Ex vivo 18F-fluoride uptake and hydroxyapatite deposition in human coronary atherosclerosis.
Moss AJ., Sim AM., Adamson PD., Seidman MA., Andrews JPM., Doris MK., Shah ASV., BouHaidar R., Alcaide-Corral CJ., Williams MC., Leipsic JA., Dweck MR., MacRae VE., Newby DE., Tavares AAS., Sellers SL.

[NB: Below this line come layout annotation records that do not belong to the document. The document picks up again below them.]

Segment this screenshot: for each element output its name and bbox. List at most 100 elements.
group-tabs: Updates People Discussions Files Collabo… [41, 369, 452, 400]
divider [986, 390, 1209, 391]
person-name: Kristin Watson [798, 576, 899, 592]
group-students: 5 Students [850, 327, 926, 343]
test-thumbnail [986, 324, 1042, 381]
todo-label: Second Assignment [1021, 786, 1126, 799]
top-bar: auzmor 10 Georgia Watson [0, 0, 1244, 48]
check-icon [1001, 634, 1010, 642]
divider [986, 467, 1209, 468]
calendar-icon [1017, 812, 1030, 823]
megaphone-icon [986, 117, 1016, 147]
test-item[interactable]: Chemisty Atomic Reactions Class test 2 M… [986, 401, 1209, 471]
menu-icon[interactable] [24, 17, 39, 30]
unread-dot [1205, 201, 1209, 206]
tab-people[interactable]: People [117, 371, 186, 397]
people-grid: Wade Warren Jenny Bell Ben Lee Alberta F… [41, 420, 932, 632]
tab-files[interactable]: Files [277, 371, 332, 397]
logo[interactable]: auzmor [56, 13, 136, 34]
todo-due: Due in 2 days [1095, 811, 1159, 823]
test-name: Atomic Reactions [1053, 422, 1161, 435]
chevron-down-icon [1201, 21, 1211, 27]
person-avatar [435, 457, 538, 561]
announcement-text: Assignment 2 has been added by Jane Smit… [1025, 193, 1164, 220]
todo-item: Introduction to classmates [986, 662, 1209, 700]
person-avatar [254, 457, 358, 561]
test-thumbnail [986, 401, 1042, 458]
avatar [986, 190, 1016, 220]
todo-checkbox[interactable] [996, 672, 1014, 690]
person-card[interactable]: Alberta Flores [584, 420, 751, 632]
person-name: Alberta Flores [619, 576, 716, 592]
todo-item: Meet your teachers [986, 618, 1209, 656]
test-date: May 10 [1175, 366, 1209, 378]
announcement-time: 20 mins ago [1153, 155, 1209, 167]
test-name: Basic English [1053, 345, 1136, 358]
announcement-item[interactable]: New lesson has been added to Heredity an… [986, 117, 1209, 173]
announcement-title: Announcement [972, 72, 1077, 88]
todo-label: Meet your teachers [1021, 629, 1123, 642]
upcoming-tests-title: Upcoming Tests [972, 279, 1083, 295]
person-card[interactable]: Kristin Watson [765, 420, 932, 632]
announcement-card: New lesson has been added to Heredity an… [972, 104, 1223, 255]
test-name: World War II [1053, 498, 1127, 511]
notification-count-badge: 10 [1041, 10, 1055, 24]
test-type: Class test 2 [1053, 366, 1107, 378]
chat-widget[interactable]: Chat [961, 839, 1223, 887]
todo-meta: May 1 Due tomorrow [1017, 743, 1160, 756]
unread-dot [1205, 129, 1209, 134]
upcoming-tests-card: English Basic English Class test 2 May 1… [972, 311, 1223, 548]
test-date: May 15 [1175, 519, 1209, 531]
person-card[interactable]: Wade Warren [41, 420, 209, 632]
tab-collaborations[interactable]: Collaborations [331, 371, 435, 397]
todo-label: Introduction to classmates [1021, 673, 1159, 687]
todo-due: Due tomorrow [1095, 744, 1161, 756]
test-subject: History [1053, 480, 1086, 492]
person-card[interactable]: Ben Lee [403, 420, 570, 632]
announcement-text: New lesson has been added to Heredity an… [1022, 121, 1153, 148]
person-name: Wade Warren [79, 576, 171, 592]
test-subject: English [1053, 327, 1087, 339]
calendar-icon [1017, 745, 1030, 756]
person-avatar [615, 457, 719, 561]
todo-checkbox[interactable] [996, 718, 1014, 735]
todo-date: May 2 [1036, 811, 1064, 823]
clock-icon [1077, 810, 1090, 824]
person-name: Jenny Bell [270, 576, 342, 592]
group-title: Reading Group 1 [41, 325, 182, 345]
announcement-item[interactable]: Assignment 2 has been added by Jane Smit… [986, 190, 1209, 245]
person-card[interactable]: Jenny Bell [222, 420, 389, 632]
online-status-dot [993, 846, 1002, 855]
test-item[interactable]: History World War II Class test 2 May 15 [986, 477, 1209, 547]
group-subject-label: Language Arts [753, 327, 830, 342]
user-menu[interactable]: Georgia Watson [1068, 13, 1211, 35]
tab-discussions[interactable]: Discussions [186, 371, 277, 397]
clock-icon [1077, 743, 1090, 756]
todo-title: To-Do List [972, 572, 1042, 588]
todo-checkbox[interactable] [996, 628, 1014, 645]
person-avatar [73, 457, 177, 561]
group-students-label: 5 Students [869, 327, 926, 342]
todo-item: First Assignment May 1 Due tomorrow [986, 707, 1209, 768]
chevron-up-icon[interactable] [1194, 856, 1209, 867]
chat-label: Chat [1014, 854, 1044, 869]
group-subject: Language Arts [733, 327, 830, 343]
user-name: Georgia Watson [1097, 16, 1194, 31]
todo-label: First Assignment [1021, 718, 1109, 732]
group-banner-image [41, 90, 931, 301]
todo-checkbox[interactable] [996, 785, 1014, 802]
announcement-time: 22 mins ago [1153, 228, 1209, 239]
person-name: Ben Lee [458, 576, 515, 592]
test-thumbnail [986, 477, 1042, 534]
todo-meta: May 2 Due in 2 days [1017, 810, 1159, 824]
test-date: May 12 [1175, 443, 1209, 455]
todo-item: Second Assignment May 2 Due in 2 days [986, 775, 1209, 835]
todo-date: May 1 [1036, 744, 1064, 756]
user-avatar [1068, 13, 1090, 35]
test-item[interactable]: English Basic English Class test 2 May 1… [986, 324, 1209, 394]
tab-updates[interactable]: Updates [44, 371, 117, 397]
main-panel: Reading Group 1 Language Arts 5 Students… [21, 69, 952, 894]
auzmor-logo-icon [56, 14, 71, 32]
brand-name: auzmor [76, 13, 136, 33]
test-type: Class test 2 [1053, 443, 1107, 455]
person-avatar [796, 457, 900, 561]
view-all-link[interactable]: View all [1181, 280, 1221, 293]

Early microcalcification is a feature of coronary plaques with an increased propensity to rupture and to cause acute coronary syndromes. In this ex vivo imaging study of coronary artery specimens, the non-invasive imaging radiotracer, 18F-fluoride, was highly selective for hydroxyapatite deposition in atherosclerotic coronary plaque. Specifically, coronary 18F-fluoride uptake had a high signal to noise ratio compared with surrounding myocardium that makes it feasible to identify coronary mineralisation activity. Areas of 18F-fluoride uptake are associated with osteopontin, an inflammation-associated glycophosphoprotein that mediates tissue mineralisation, and Runt-related transcription factor 2, a nuclear protein involved in osteoblastic differentiation. These results suggest that 18F-fluoride is a non-invasive imaging biomarker of active coronary atherosclerotic mineralisation.